Fold the fin along the centered decrease line, gently sew the botton closed. Take the long tail of yarn and with a crochet hook pick up 8 loops along the side of the fin. Be sure to get the loop through each side of the fin. Place all the loops on a double point knitting needle. Make two more fins.

There should be 33 stitches (or 36 or a divisible by 3 number that completely covers the ring) on the plastic ring. Knit up one stitch in each of those crocheted stitches. Place them on double point knitting needles. Because of the rigidity of the plastic you will need to use 6 needles around. To help keep things straight alternate 5 and 6 stitches per needle for a 33 stitch body. Knit one round.

Now start attaching the fins to the body. From the first DPN knit one stitch. Now place one loop from the fin onto the first DPN; make sure you get the loop at the bottom of the fin. The bottom is the sewn together edge. Knit that loop together with the first stitch on the needle. Attach the other two fins in the same way, with 11 stitches between them. Continue attaching the fins working a loop from the fin with a loop from the body on every other row. Switch from 6 DPNs to 3 when you can comfortably get 3 needles around the body stitches.

Knit plain for several inches after the fins are attached until the rocket is as tall as you want it. Then start the taper for the nose cone. Decrease 3 stitches evenly around, knit a plain row between decrease rows and when you have 3 stitches left break off the yarn, thread it through those last stitches and fasten off.

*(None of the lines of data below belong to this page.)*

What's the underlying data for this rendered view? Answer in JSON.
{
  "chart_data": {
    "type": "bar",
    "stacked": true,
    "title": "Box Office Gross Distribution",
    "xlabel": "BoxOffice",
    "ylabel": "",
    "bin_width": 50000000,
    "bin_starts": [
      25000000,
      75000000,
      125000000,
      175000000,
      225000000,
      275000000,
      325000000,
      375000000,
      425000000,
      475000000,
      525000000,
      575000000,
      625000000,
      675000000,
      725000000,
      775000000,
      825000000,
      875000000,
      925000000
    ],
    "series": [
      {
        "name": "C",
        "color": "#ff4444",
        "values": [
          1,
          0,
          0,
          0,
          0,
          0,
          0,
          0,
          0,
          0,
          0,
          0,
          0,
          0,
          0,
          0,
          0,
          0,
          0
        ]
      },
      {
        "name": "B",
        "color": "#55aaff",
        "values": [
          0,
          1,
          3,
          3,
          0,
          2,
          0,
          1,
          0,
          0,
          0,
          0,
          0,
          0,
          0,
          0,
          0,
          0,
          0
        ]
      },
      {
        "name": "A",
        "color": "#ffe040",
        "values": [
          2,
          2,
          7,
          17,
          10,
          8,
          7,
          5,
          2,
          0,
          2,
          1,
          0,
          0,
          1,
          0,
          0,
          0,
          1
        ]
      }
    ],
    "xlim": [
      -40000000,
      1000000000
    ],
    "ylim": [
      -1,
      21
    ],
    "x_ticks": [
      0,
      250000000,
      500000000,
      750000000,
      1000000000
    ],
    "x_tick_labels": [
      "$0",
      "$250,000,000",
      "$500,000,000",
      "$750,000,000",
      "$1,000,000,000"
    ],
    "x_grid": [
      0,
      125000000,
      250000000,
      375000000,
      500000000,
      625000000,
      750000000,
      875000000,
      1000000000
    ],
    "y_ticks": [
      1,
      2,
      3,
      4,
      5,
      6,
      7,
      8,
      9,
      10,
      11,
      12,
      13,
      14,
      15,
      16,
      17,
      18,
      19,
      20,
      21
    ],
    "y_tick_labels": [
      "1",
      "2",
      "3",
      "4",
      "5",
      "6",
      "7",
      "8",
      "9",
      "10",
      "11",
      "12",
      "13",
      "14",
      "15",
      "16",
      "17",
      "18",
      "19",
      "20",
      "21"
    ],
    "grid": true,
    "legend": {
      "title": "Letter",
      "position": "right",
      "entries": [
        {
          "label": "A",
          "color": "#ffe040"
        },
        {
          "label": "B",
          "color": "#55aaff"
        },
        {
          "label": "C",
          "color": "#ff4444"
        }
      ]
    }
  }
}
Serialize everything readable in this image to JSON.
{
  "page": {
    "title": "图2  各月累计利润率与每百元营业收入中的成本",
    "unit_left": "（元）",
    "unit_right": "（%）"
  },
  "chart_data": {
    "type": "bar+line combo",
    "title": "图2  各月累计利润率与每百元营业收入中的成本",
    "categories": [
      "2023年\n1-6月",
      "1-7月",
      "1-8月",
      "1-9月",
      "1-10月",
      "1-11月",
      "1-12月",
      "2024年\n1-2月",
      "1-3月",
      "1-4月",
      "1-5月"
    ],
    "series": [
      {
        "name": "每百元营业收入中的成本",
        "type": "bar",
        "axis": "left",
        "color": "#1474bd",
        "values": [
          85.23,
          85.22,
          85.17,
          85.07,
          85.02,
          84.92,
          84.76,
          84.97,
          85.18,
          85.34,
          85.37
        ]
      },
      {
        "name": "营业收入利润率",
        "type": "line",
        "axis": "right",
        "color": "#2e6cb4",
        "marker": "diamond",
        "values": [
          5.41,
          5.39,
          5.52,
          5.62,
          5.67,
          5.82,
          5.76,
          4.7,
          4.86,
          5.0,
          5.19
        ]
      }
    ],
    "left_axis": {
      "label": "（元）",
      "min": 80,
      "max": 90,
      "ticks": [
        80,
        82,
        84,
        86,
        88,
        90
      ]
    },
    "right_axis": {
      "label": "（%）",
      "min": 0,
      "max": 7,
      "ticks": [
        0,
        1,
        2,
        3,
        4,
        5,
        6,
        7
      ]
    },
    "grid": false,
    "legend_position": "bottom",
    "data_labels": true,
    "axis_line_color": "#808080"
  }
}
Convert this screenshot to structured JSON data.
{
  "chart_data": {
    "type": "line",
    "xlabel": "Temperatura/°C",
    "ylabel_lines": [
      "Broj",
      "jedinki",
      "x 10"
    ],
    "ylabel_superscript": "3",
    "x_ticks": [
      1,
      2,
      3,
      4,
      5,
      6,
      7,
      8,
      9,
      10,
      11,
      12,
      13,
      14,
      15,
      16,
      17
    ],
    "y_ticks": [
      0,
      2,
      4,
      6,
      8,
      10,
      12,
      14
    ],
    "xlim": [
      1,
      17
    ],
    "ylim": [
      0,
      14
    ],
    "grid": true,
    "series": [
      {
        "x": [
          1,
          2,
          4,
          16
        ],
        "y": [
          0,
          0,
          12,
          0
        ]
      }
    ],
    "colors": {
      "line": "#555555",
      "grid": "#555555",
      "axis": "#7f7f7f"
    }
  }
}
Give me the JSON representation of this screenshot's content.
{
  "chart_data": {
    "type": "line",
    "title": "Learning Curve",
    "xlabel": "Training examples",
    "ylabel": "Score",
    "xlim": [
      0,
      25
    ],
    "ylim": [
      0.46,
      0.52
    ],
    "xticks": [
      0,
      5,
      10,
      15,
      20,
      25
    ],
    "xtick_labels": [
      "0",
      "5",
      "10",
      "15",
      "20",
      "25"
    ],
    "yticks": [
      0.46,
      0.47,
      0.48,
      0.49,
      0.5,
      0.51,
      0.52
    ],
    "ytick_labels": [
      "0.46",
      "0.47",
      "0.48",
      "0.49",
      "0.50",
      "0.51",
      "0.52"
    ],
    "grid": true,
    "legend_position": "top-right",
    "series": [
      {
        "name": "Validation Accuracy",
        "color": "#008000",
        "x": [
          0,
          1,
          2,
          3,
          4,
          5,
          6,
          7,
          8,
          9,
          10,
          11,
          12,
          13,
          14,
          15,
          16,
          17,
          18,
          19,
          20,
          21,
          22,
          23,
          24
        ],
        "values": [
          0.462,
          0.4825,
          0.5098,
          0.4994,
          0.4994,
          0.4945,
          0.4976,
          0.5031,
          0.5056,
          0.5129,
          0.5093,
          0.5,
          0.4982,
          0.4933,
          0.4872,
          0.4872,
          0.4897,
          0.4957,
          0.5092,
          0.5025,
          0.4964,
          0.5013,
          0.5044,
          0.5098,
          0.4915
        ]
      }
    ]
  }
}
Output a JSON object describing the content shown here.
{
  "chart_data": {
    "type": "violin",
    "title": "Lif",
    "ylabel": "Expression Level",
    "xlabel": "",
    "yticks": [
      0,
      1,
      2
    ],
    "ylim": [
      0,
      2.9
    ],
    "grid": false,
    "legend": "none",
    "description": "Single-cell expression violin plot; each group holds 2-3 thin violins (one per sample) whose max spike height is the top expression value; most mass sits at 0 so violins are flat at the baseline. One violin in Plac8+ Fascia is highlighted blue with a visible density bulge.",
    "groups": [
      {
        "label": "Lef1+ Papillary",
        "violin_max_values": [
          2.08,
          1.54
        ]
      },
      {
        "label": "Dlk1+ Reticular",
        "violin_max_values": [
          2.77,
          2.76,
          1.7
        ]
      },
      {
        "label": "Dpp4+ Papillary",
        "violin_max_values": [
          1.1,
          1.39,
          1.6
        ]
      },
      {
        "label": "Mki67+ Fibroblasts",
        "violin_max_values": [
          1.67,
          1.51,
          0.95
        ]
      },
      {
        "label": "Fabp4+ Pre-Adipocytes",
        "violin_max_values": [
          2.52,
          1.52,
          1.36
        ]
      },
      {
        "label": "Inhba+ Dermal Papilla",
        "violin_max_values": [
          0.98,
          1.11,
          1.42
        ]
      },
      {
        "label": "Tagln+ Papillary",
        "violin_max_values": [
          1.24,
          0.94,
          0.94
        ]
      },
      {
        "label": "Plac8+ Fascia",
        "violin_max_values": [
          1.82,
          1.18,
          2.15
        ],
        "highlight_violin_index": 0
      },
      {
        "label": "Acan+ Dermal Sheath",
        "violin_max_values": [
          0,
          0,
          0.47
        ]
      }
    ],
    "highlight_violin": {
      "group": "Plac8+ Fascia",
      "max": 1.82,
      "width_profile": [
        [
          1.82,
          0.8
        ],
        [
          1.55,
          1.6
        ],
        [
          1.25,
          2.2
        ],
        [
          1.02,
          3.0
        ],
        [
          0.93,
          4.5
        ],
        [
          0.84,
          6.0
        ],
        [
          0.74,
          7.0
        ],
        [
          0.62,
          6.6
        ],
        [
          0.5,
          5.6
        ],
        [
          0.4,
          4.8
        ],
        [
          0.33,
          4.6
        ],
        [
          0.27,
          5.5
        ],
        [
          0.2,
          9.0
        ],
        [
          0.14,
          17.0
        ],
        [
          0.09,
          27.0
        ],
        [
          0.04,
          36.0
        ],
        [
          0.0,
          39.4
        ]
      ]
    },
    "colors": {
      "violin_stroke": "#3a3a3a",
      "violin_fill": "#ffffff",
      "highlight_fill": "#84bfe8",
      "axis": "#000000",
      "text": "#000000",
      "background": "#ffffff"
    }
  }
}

The base of the rocket needs to be fairly flat and stable. I think a circle of plastic canvas would work. Cover it with whatever yarn you used for the fins or body and attach it to the stitches that cover the plastic ring. There needs to be something inside so the body will hold its shape. Standard polyester fiber fill is fine if you intend to allow a small child to play with your rocket.

Flight testing will be performed by a very cute Small Human who will not be named because this is the big Internet.

Finished rockt

The finished rocket is shown against the wallpaper of my computer which is an aerial photograph of Black Rock Desert.

What sort of fuel does one use in a knitted rocket? A friend suggested sheep dip, but this is not made from wool. The yarn may well be made from sheep dip, though. On the other hand there's always Sheep Dip.